The Opportunity in Mid-Market AI
The launch comes as Gulf economies continue to invest heavily in artificial intelligence and digital transformation. The UAE has been among the region’s most visible AI adopters, with its National Strategy for Artificial Intelligence 2031 setting out a long-term ambition to make the country a global AI leader.
At the company level, however, AI adoption remains uneven. Large corporations often have the budget to build internal teams or hire major consultancies, while smaller firms can rely on generic software tools. Mid-market companies frequently sit between those two options: large enough to have complex operations, but not always large enough to support costly enterprise AI programs.
Algebra AI’s launch announcement argues that this is the opening it wants to address. The company says there are more than 30,000 mid-market businesses in the GCC and that many need AI systems built around how they actually operate, rather than tools that require them to redesign their businesses around software.
From Deliveroo Middle East to Algebra AI
Algebra AI is led by co-founder and CEO Anis Harb, who previously built and scaled Deliveroo’s Middle East business. The launch release says Harb grew Deliveroo’s regional operation from launch to more than $1 billion in gross transaction value.
Harb has framed Algebra AI around a practical operating problem: as companies grow, higher volumes often bring more process, more employees and more coordination work. AI, in Algebra AI’s view, can change that equation if it is embedded into the workflows where decisions and handoffs actually happen.
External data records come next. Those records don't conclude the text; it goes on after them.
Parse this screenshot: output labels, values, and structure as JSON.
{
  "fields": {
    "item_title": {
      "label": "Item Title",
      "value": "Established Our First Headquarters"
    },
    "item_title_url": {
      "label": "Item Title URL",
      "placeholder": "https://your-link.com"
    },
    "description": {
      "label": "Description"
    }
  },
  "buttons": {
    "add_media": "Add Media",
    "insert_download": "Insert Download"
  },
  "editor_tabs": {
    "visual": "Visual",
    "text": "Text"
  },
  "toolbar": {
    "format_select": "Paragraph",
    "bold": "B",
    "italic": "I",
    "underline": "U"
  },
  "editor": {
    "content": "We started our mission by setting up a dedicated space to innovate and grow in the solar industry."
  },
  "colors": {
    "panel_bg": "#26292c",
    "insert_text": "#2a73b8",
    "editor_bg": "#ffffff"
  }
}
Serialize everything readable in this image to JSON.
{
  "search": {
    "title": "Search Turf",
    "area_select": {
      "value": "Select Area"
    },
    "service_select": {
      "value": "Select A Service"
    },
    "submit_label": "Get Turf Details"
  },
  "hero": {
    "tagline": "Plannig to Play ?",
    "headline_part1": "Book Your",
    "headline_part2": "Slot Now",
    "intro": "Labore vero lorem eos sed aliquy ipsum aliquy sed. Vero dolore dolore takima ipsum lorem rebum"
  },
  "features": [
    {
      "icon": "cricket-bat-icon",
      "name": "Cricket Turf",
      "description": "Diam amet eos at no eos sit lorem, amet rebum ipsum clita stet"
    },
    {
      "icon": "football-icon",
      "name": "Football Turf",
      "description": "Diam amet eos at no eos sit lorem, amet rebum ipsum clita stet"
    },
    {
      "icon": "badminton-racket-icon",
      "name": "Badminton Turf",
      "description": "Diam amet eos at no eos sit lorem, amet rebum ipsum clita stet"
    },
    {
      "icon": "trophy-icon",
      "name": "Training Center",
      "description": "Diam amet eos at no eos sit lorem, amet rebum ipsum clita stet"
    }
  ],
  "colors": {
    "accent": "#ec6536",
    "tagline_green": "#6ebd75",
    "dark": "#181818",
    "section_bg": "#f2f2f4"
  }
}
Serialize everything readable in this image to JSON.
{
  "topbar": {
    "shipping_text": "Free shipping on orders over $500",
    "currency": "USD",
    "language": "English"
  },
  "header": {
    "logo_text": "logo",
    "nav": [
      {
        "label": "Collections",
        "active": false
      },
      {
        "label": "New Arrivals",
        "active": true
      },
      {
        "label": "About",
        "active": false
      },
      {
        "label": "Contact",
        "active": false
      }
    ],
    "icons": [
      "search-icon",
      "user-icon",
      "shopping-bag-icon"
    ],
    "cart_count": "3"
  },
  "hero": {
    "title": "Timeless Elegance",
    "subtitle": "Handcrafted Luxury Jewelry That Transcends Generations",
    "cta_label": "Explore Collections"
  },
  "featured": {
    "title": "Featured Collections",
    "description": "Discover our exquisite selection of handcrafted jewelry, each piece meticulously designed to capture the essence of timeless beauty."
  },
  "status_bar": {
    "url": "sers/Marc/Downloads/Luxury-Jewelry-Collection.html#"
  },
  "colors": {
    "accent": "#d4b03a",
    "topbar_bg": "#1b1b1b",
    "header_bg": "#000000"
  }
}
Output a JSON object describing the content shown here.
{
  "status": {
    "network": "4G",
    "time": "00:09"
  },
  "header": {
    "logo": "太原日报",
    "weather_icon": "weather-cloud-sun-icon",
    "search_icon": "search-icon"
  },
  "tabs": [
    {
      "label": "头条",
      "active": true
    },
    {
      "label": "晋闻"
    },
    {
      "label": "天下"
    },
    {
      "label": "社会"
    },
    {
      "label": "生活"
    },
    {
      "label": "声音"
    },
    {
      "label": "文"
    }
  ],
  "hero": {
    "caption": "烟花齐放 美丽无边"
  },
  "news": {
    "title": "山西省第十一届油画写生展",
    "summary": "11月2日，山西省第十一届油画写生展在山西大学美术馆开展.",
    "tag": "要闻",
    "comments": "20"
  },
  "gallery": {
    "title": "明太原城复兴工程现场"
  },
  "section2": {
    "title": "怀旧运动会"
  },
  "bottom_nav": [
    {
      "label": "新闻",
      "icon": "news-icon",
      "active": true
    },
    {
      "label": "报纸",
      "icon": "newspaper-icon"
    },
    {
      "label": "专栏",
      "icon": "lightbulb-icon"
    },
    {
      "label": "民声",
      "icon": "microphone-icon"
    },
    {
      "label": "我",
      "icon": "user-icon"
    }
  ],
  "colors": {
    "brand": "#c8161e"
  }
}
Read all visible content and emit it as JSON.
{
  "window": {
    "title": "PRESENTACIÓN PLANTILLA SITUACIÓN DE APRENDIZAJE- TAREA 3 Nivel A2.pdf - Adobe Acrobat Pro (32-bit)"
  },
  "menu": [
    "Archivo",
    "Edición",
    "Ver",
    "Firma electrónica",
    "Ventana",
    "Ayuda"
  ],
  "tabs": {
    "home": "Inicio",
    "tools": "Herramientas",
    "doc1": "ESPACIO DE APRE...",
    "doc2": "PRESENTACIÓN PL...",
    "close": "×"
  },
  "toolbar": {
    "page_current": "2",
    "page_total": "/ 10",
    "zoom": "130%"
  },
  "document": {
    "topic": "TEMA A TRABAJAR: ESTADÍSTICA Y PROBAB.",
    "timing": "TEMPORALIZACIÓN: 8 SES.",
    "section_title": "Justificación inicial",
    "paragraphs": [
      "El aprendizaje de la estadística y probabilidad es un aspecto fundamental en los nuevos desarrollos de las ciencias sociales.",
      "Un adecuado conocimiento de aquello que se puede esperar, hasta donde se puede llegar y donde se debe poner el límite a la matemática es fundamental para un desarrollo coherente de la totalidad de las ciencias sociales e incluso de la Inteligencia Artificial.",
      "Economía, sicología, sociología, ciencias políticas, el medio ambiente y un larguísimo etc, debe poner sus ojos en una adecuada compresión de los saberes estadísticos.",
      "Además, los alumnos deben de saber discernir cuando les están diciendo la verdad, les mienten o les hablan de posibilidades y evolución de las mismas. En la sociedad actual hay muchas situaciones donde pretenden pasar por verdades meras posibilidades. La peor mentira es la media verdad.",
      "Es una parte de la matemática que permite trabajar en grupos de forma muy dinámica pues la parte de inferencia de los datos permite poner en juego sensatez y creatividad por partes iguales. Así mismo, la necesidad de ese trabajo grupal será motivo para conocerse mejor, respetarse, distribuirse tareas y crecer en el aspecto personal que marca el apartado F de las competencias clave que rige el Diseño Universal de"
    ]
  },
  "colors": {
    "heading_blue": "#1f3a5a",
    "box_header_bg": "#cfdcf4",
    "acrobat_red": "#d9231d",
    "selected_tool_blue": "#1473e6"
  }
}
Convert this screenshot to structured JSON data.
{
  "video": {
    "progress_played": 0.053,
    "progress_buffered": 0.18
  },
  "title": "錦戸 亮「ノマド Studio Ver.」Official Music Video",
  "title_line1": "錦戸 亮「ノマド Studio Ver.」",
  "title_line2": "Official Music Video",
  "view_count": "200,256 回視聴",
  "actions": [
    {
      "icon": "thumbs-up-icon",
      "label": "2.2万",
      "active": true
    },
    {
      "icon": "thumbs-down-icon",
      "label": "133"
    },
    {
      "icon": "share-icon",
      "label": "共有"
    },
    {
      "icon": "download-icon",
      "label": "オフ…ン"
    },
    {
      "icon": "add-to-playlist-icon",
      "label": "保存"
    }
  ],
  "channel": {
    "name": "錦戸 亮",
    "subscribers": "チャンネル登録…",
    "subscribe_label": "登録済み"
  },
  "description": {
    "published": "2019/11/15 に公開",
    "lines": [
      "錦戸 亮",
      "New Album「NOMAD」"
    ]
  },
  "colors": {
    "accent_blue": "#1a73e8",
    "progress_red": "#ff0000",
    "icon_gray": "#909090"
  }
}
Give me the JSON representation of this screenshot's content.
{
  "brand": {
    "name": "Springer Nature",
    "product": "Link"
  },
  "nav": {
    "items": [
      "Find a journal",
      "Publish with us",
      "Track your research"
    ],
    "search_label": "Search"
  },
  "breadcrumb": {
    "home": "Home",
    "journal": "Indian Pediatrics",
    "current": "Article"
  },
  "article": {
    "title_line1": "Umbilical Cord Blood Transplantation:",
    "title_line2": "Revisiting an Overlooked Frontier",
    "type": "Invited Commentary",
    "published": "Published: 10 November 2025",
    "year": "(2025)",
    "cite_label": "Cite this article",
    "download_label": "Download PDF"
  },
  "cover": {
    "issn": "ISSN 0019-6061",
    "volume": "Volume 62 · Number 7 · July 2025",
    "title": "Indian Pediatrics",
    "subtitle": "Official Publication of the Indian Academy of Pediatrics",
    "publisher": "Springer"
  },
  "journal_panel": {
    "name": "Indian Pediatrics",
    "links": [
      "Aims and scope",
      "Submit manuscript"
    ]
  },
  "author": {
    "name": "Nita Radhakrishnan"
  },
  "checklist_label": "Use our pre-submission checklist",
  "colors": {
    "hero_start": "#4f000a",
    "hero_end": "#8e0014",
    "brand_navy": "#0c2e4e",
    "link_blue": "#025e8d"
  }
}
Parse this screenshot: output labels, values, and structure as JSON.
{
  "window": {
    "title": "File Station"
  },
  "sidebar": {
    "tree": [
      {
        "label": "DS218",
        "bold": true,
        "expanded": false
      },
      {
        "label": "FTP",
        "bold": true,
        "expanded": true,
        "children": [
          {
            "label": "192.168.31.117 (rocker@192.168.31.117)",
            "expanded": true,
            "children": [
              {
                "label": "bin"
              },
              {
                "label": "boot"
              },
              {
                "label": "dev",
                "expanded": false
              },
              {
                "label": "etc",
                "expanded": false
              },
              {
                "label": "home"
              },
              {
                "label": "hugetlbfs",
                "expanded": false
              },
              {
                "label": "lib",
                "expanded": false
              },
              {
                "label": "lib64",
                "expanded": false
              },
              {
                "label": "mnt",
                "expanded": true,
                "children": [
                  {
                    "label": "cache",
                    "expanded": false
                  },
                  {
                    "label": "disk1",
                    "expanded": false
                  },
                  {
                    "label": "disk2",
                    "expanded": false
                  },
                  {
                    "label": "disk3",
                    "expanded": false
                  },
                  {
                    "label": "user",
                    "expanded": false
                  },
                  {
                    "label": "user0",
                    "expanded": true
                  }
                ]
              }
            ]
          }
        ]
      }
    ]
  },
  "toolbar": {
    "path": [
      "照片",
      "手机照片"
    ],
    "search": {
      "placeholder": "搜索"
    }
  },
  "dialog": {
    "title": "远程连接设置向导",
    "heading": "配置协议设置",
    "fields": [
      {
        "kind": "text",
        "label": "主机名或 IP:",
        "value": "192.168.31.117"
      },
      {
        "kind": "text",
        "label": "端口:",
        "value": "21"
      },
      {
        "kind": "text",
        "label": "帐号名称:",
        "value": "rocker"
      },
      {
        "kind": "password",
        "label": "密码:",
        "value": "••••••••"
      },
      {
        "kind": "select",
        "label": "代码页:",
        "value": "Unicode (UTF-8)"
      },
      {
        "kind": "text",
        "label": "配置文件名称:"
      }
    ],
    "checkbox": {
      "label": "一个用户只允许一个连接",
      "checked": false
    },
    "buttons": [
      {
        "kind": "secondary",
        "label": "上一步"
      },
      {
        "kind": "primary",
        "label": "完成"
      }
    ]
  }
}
Anis Harb said: “There are more than 30,000 mid-market businesses in the GCC, but while these businesses that form the backbone of this economy have been told AI is for them, the market has not produced a model that works for how they actually operate.”
He added that Algebra AI is “distinct from a typical SaaS provider,” saying the company studies how a business works, builds AI systems around it and stays accountable for the outcome.
Funding Support for GCC Expansion
BECO Capital said Algebra AI is the first company it has co-founded and incubated from inception. The investor framed the launch as a response to a widening AI adoption gap, where large enterprises are moving quickly while many mid-market companies remain underserved.
The funding group also includes Silicon Badia, Waseel Investments and Infinity Constellation. Francis Pedraza, co-founder of Infinity Constellation and founder of Invisible Technologies, said: “My teams have spent a decade figuring out what it takes to make AI work inside real businesses - doing the messy work inside the business, not as a demo, but as a system that runs every day.”
Algebra AI plans to use the financing to expand its client base across the GCC and grow its operations and AI engineering team. The company said it will continue deepening its managed service capabilities across multiple sectors.
Turning AI Pilots into Daily Workflows
The broader significance of Algebra AI’s launch is not only the size of the round, but the type of AI demand it reflects. In the first phase of generative AI adoption, many companies experimented with chatbots, content tools and productivity assistants. The next phase is more operational: using AI to help manage internal workflows, reduce manual coordination and improve decision-making in everyday business processes.
That shift is especially relevant in the Gulf, where governments and large companies are pushing digital transformation while private-sector businesses look for measurable returns from AI investment. Mid-market firms are not usually asking whether AI is interesting; the harder question is whether it can be implemented without adding more complexity than it removes.
Algebra AI is positioning its answer around managed, workflow-specific systems rather than one-size-fits-all software. Its early test will be whether it can prove that model across industries where operations are messy, exceptions are frequent and accountability matters after the first deployment.
The company’s launch gives the GCC’s AI services market another closely watched entrant, one focused less on hype around autonomous agents and more on the unglamorous operational work of making those systems useful inside real businesses.